第 1 回 単純なワークフローを構成する
第 2 回 フォームと変数を構成する
BPMN 2.0ビジネスプロセス・モデル交換を試してみる
私が愛用しているProcess Modeler 5 for Microsoft Visio BPMN 2.0仕様サポート最新版(SR6)でモデリングしたプロセス図(図1)をBPMN 2.0 XMLフォーマット(図2)で保存しテストする。
図1: テストに使用したBPMN 2.0仕様のサンプル・プロセス図

図2: BPMN 2.0 XMLファイルのエクスポート

Bonita Studioのインポート・メニュー(図3)を使ってBPMN 2.0 XMLファイルをインポートした。
BPMN未対応のモデリングツールからは、XPDL 1.0形式でインポートできるようだ。
図3: Bonita Studioのインポートメニュー

インポートした結果は、ご覧のとおり。
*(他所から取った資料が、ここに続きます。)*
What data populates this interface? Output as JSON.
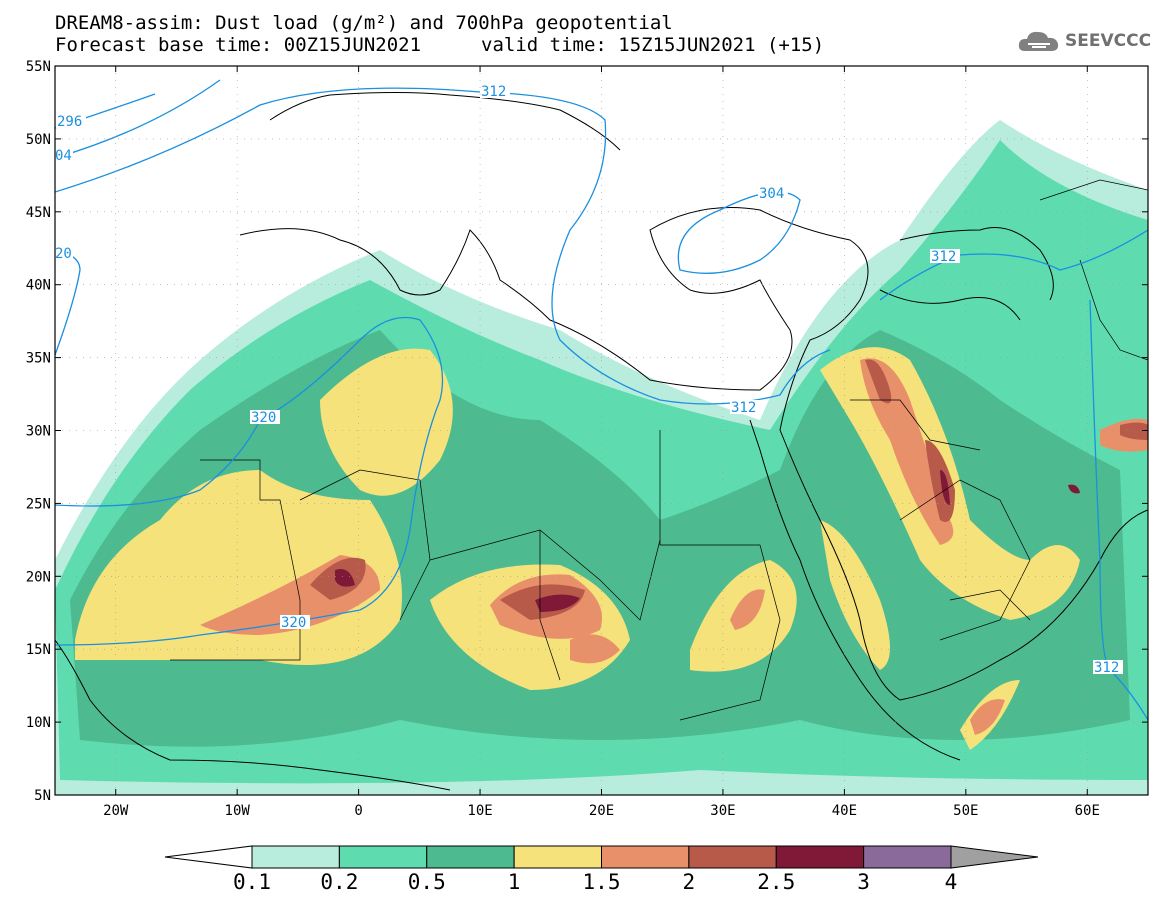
{
  "header": {
    "title_line1": "DREAM8-assim: Dust load (g/m²) and 700hPa geopotential",
    "title_line2_left": "Forecast base time: 00Z15JUN2021",
    "title_line2_right": "valid time: 15Z15JUN2021 (+15)"
  },
  "logo": {
    "text": "SEEVCCC",
    "icon": "cloud-icon"
  },
  "map": {
    "lat_labels": [
      "55N",
      "50N",
      "45N",
      "40N",
      "35N",
      "30N",
      "25N",
      "20N",
      "15N",
      "10N",
      "5N"
    ],
    "lon_labels": [
      "20W",
      "10W",
      "0",
      "10E",
      "20E",
      "30E",
      "40E",
      "50E",
      "60E"
    ],
    "contour_labels": [
      "296",
      "04",
      "312",
      "320",
      "20",
      "320",
      "312",
      "304",
      "312",
      "312"
    ],
    "geopotential_levels": [
      296,
      304,
      312,
      320
    ]
  },
  "colorbar": {
    "labels": [
      "0.1",
      "0.2",
      "0.5",
      "1",
      "1.5",
      "2",
      "2.5",
      "3",
      "4"
    ],
    "colors": [
      "#ffffff",
      "#b8ecdd",
      "#5edcb0",
      "#4dba90",
      "#f5e27a",
      "#e8906a",
      "#b85a4a",
      "#801838",
      "#8a6a9a",
      "#a0a0a0"
    ]
  },
  "colors": {
    "land_line": "#000000",
    "contour": "#1a90e0",
    "dust_01": "#b8ecdd",
    "dust_02": "#5edcb0",
    "dust_05": "#4dba90",
    "dust_1": "#f5e27a",
    "dust_15": "#e8906a",
    "dust_2": "#b85a4a",
    "dust_25": "#801838"
  }
}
何ら手を加えることなく、オリジナルプロセス図の外観が伝承される。
BPM実行エンジンでサポートできていないBPMN 2.0要素も一目瞭然で分かる。
BPMN 2.0のエクスポート機能はサポートしていないので、ラウンドトリップ・エンジニアリングは行えない。BPMNの設計プロセス実装を目的としているので上流から下流への単方向で十分だ。また、これは他のBPM実行エンジンへの乗り換え防止のロックでもある。
図4: インポートされたBPMNサンプル・プロセス図

以前、本プログで紹介した「Oracle BPMのBPMN 2.0プロセスモデル交換の実力」と見比べていただければ、BPMN-DI(Diagram Interchange)ファイル形式のモデル交換の方が優れていることがご理解いただけると思う。これでビジネスプロセスのモデル交換はBPMN-DIが主流になることが実証されたといえる。